$\newcommand{\R}{\mathbb{R}}$ Problem: Let $X$ be a totally ordered set and $Y \subsetneq X$ convex in $X$. Does it follow that $Y$ is either a ray or interval in $X$?
Here's my attempt at a counterxample. Because I'm self studying I want to make sure I'm not ingraining any bad habits or mistakes in my attempts at the exercises, so bear with me on what is I'm sure a simple question.
Attempt: Let $X = \R \times \R$ under lexicographic order in the order topology, and let $Y = \R \times \{1\}$. Notice that $Y$ is neither a ray or interval in $\R$, it is the collection $\{(a,1) \mid a \in \R\}$ and hence is neither of the form $\{x \times y \mid a \times b < x\times y< c\times d\}$ for some $a\times b,c\times d \in \R\times \R$ or $\{x\times y \mid a \times 1 < x \times y\}$ or $\{x\times y \mid a\times 1 >x\times y\}$. But $Y$ is convex. Indeed for any $(a,1)<(b,1) \in Y$ the interval $(a \times 1, b \times 1)$ of $X$ consists of all tuples $(c,1)$ for which $a<c<b$ which is certainly contained in $Y$.
I had seen some other discussions and figured that since my proof wasn't one of the standard ones there I might be making a mistake somewhere. Granted I found the lexicographic order difficult to work with, so that might be the issue. Thanks in advance for the clarification.
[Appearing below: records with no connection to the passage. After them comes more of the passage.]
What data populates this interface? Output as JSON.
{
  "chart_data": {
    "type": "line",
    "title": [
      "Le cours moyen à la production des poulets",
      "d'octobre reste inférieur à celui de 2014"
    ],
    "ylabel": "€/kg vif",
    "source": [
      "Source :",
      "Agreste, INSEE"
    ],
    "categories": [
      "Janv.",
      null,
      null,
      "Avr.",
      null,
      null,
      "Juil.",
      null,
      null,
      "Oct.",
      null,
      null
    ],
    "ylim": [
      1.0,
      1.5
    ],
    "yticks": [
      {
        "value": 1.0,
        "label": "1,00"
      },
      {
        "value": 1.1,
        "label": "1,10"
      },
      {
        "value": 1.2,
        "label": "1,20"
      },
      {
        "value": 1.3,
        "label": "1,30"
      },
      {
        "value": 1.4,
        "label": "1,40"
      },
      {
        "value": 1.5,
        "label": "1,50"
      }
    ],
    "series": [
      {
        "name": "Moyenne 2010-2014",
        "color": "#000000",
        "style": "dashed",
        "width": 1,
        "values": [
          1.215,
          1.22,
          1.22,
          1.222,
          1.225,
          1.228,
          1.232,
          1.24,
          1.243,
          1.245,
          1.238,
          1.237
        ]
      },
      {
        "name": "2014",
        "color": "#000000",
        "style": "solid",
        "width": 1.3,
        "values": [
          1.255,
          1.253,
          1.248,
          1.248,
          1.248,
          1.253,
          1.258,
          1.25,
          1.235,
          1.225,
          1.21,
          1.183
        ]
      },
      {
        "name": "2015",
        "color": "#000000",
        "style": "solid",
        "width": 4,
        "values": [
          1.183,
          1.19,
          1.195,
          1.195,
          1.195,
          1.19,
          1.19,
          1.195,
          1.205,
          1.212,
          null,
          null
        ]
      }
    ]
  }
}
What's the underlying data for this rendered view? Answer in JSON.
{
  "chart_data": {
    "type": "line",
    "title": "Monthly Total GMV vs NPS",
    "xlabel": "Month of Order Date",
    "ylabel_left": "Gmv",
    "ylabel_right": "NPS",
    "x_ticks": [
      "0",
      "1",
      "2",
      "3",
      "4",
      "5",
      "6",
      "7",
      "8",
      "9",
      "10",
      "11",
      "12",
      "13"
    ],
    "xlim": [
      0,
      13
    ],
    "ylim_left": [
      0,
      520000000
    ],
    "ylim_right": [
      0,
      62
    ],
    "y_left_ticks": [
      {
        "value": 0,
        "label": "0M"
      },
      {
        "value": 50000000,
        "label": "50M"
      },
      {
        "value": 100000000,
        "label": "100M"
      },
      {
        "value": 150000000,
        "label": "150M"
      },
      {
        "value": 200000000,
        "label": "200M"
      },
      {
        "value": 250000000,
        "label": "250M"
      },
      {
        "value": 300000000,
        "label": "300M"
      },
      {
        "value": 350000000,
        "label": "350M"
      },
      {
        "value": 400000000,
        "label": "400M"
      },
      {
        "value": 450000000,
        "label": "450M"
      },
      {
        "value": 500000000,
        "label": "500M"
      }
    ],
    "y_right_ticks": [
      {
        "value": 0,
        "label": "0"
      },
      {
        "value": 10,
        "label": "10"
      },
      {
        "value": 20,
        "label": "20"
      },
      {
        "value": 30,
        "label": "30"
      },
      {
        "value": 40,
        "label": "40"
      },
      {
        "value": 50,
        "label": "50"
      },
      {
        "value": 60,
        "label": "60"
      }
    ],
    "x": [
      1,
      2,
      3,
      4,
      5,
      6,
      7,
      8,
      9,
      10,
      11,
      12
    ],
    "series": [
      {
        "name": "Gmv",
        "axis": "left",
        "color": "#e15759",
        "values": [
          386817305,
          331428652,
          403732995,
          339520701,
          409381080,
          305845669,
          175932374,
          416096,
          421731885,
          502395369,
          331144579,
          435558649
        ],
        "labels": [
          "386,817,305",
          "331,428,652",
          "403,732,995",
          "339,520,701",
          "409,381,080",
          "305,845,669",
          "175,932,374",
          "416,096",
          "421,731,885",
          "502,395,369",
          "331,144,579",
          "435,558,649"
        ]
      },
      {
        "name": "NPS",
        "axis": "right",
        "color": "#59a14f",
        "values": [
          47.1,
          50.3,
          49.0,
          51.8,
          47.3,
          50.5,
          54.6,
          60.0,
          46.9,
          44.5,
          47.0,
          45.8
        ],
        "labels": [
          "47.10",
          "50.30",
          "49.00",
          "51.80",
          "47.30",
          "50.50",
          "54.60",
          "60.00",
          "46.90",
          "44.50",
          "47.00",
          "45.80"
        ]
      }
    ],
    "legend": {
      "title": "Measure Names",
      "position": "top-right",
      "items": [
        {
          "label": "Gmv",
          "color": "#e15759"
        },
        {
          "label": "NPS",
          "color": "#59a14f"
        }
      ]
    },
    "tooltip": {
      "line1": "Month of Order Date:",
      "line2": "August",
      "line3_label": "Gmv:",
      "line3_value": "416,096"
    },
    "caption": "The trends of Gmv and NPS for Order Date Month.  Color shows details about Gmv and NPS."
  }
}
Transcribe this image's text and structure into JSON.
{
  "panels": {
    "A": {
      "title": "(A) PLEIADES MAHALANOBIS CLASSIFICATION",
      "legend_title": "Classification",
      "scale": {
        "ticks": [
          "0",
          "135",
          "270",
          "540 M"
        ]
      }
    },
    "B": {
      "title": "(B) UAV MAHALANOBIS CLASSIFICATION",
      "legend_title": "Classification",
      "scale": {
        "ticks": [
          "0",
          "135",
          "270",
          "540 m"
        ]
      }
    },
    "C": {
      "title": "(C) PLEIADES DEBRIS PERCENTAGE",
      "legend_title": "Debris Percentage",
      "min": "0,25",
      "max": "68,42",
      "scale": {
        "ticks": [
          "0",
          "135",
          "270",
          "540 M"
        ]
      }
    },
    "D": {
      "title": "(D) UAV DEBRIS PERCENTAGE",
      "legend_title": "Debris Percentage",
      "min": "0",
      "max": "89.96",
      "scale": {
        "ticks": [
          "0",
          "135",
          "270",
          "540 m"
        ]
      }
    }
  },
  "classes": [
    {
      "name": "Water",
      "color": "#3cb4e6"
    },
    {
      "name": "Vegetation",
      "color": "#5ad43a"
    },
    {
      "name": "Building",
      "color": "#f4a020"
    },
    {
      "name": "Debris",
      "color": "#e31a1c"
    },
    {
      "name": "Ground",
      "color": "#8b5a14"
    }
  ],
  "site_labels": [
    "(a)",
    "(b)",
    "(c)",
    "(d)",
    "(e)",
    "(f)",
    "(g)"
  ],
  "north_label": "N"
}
$\newcommand{\R}{\mathbb{R}}$ As hinted at by user $0$XLR, the counterexample can be changed by letting $Y = \{1\} \times \R$ and this will work as intended. This subset is clearly neither a ray or interval in $\R$ , but this set is in fact convex unlike my first example. For any $(1,a) < (1,b)$ in $Y$, the interval $(1 \times a, 1\times b)$ of $\R$ consists of all the tuples $1 \times c$ where $a<c<b$, because the first coordinate agrees and we are in the lexicographic order topology. These points $1 \times c$ are now certainly contained in $Y$, and we have a convex subset of $Y$ which is neither a ray or interval as desired.